Simons is a leader in the campaign to have Howe Sound declared a UNESCO Biosphere Reserve. The Howe Sound Biosphere Region Initiative has been formally registered as an organization, allowing the group to apply for grants and funding.

The town of Gibsons, the districts of West Vancouver and Squamish, the village of Lions Bay, the island municipality of Bowen Island, and the Squamish, Lillooet and Sunshine Coast regional districts have all endorsed the initiative. MLAs Nicholas Simons (Powell River-Sunshine Coast — NDP) and Jordan Sturdy (West Vancouver-Sea-to-Sky — Liberal) also support the project.

Approval of the Burnco gravel pit could be a setback for the Howe Sound initiative. “McNab Valley is such a beautiful area,” Simons said. “It would be a terrible loss.”

Burnco produces and sells a broad range of agggregate products in British Columbia, Alberta and the United States. It calls itself “leading stewards of the environment in our industry.“ According to Integrity BC, it has donated a total of $180,700 to the BC Liberal Party during the past few years.

“Demand locally for aggregate is strong right now,” Derek Holmes, Burnco Rock Products land and resource manager for British Columbia, wrote in an email to The Coast Clarion. “As long as current economic conditions continue to drive demand, Burnco plans to begin construction as soon as the project is fully permitted. [The] project will benefit the local economy, our company and the construction needs of the Lower Mainland.”

“I heard many people say during the review that a comprehensive management plan for Howe Sound is needed to properly balance a variety of commercial, industrial and recreational needs within this multi-jurisdictional area. Burnco supports this fully,” Holmes wrote.  “The results of this thorough [environmental] assessment show that the project can proceed with no adverse environmental impacts,  and I think that the ministers will see this too.
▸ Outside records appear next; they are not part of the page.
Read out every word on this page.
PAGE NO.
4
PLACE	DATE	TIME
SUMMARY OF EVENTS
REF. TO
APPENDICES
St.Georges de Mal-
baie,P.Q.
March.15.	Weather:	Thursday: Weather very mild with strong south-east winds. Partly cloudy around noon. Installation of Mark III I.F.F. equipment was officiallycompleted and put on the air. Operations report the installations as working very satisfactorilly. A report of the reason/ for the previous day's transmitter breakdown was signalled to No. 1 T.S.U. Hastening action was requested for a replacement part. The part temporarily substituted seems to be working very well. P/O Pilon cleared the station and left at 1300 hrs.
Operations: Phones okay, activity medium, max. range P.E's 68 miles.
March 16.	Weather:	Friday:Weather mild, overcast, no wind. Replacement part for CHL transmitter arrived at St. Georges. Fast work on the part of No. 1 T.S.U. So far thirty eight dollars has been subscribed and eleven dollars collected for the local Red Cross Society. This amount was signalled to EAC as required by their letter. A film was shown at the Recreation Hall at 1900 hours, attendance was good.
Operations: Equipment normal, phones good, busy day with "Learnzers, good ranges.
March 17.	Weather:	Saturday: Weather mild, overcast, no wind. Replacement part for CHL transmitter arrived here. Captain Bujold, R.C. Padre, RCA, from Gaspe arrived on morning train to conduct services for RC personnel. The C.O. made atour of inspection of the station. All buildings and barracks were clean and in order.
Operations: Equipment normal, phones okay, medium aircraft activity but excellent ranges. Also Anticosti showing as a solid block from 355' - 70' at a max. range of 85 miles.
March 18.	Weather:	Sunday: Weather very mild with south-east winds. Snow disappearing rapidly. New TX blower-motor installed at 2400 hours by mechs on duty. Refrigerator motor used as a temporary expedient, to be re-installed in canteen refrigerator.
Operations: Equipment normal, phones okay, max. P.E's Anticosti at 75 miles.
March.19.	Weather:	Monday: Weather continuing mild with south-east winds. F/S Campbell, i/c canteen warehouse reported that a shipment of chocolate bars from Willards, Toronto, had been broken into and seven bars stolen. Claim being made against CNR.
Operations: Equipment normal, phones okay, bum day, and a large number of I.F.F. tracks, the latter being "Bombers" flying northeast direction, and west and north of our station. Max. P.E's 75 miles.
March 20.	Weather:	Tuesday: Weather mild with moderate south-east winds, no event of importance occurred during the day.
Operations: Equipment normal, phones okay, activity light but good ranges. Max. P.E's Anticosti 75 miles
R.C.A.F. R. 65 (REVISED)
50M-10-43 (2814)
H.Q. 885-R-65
“Protestors talk about no social license quite loosely, but in fact the environmental assessment process is exactly the opposite. We’ve spent countless hours modifying key project designs to limit nuisance and provide added social benefit to the community. The transparency of the process does not hide any of these details,” Holmes wrote.

Submissions to the Environmental Assessment Office can be made online  until November 27.

 

One comment

  1. We must be missing something about the “added social benefit to the community”. If it is transparent where is it and what is it?
    The project does not have the ongoing approval within the local community or with many other stakeholders according to the public comments submitted over the past 7 years this assessment has been in progress. There never has been approval or broad, ongoing social acceptance except perhaps with those who stand to gain financially. Burnco intends to replace existing supply it currently purchases from other viable sources on the coast with its own supply at McNab. There are no guarantees or conditions on where it ends up or how any savings are passed on to consumers.
    To date Burnco has not communicated any “benefits” to the local community that we “protestors” are aware of, nor have they taken any supportive actions in the local community. We are aware of a cash offer to the Squamish Streamkeepers in exchange for their “support” of their new fish compensation channel and we are aware of the vague offer of hydro power to the McNab Strata properties that stand to lose the most, but so far we see the scales tipped over in favor of Burnco at the local community’s expense. Devaluing property values, disrupting peace and quiet, the estuary, the wildlife, increasing vessel traffic and threatening the recovery of Howe Sound can never be offset by enough financial incentives for those who care about the future of Howe Sound.